After a surreal and often disappointing first six months in Italy, the Milan playmaker is clearly keen to get underway at a World Cup that could well define his career.
It’s been a whirlwind 2014 for Honda. The Japanese creative midfielder, nicknamed ‘Emperor Keisuke’ in his home country, earned his dream move to the Rossoneri in January, but a six-month period of poor form and boardroom politics at the club has since dampened enthusiasm.
Honda arrived with much fanfare as the much-needed injection of creativity and wit that the Rossoneri attack that appeared often so stagnant under Massimiliano Allegri needed.
Given the famous No 10 jersey, donned previously by the likes of Manuel Rui Costa and Ruud Gullit, Honda made his first appearance for Milan against Sassuolo, offering brief sparks in a loss that cost Honda’s new Coach his job. His new Coach, Clarence Seedorf, was another previous owner of the shirt now worn by the Asian playmaker.
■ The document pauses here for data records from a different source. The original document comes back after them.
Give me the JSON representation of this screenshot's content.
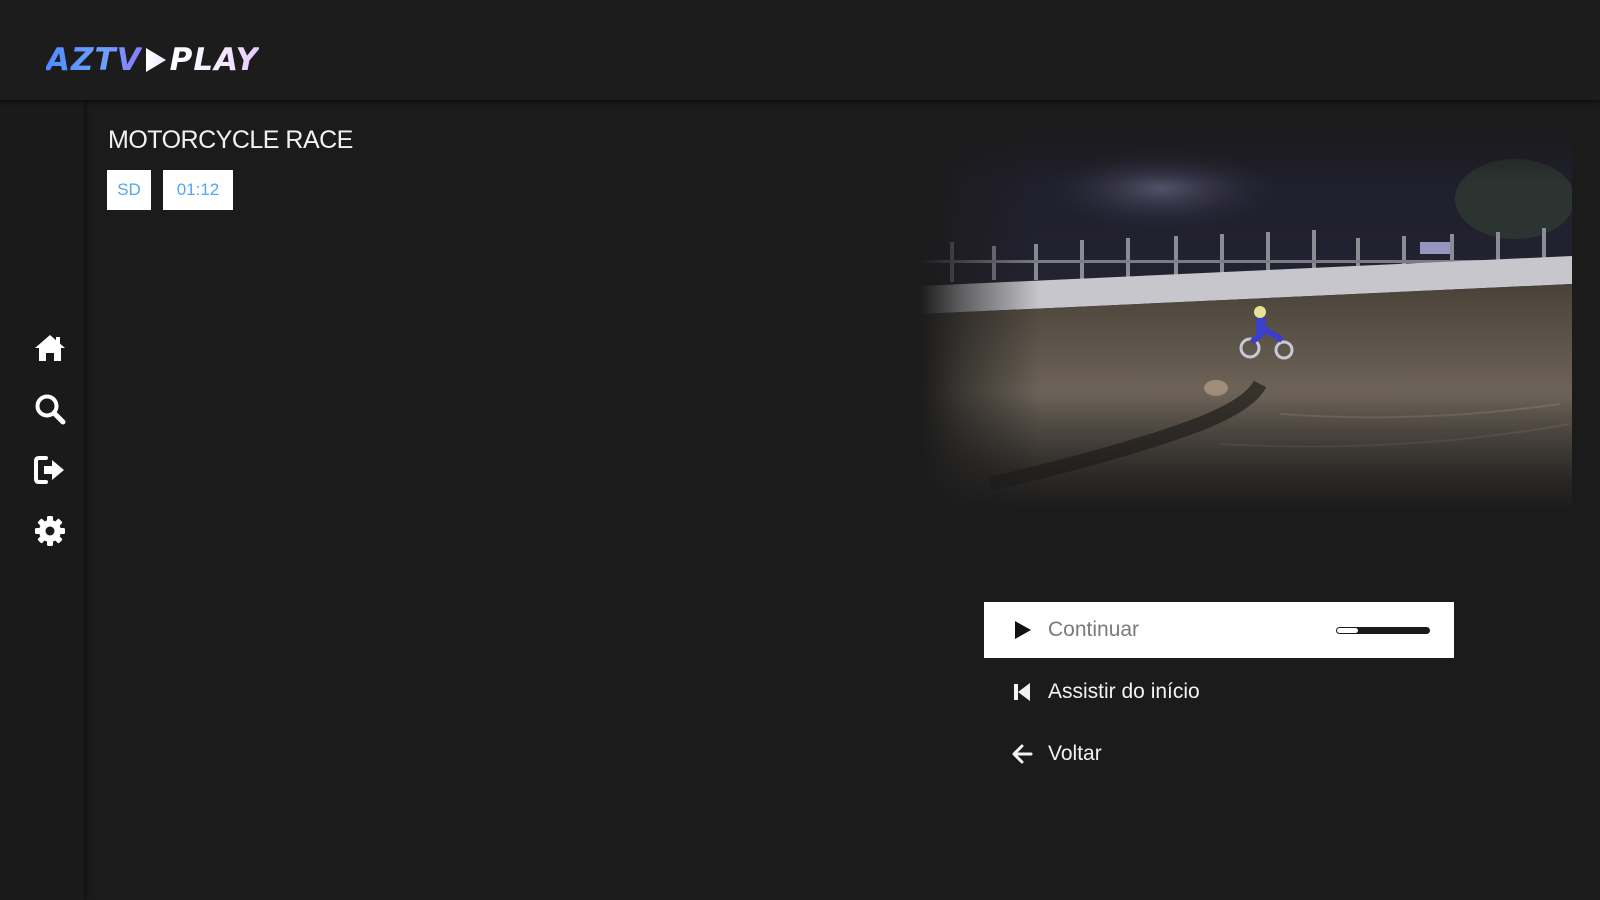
{
  "brand": {
    "name_part_a": "AZTV",
    "name_part_b": "PLAY",
    "colors": {
      "primary": "#4e8cff",
      "secondary": "#ffffff"
    }
  },
  "sidebar": {
    "items": [
      {
        "id": "home",
        "icon": "home-icon"
      },
      {
        "id": "search",
        "icon": "search-icon"
      },
      {
        "id": "logout",
        "icon": "sign-out-icon"
      },
      {
        "id": "settings",
        "icon": "gear-icon"
      }
    ]
  },
  "content": {
    "title": "MOTORCYCLE RACE",
    "quality": "SD",
    "duration": "01:12",
    "thumbnail_icon": "motorcycle-race-thumbnail"
  },
  "actions": [
    {
      "id": "continue",
      "label": "Continuar",
      "icon": "play-icon",
      "focused": true,
      "progress": 0.22
    },
    {
      "id": "restart",
      "label": "Assistir do início",
      "icon": "skip-back-icon",
      "focused": false
    },
    {
      "id": "back",
      "label": "Voltar",
      "icon": "arrow-left-icon",
      "focused": false
    }
  ],
  "colors": {
    "background": "#1b1b1b",
    "badge_text": "#55a6f0",
    "text": "#f2f2f2",
    "focused_label": "#7a7a7a"
  }
}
As Allegri’s replacement, one of Seedorf’s main objectives was to integrate a system that made the most of the plethora of attacking players at the Rossoneri’s disposal, including Honda.
However, the Dutchman opted to play his newest player wide on the right rather than in the role behind the striker that Honda had flourished for both his national team and former club, Russian side CSKA Moscow. Often seen lost on the wing and not naturally blessed the pace that the position usually requires, the 27-year-old struggled to make an impact.
Now in Brazil preparing for the World Cup with Japan, Honda will no doubt be hoping to put a disappointing spring behind him and hope that a successful World Cup can kick-start the next phase of his career.
The Asian giants, in an interesting twist, are coached by former Milan boss Alberto Zaccheroni, whose belief in Honda’s talents remains absolute.
“You have to have patience. Even Platini and Zidane took six months to adapt to Italian football,” the former Udinese tactician remarked.
While not on the level of the Juventus heroes Zaccheroni referenced, Honda will no doubt benefit from the confidence of Zaccheroni, who will quite literally be making the attacker central to Japan’s tactics at the finals.
With a talented side featuring fellow Serie A resident Yuto Nagatomo and Manchester United midfielder Shinji Kagawa, the Samurai Blue have real hopes of making a splash in Brazil.
In a tough but winnable group alongside the Radamel Falcao-less Colombia, Euro 2004 champions Greece and the Didier Drogba-led Ivory Coast, Honda’s Japan have no reason to think they can’t progress through to at least the knock-out stages of this summer’s tournament.
As Honda’s club Milan announce their third new Coach in six months in the form of Pippo Inzaghi, a summer for the talented playmaker to prove his worth to his employers and ‘make miracles happen’ could be the all the opportunity he needs.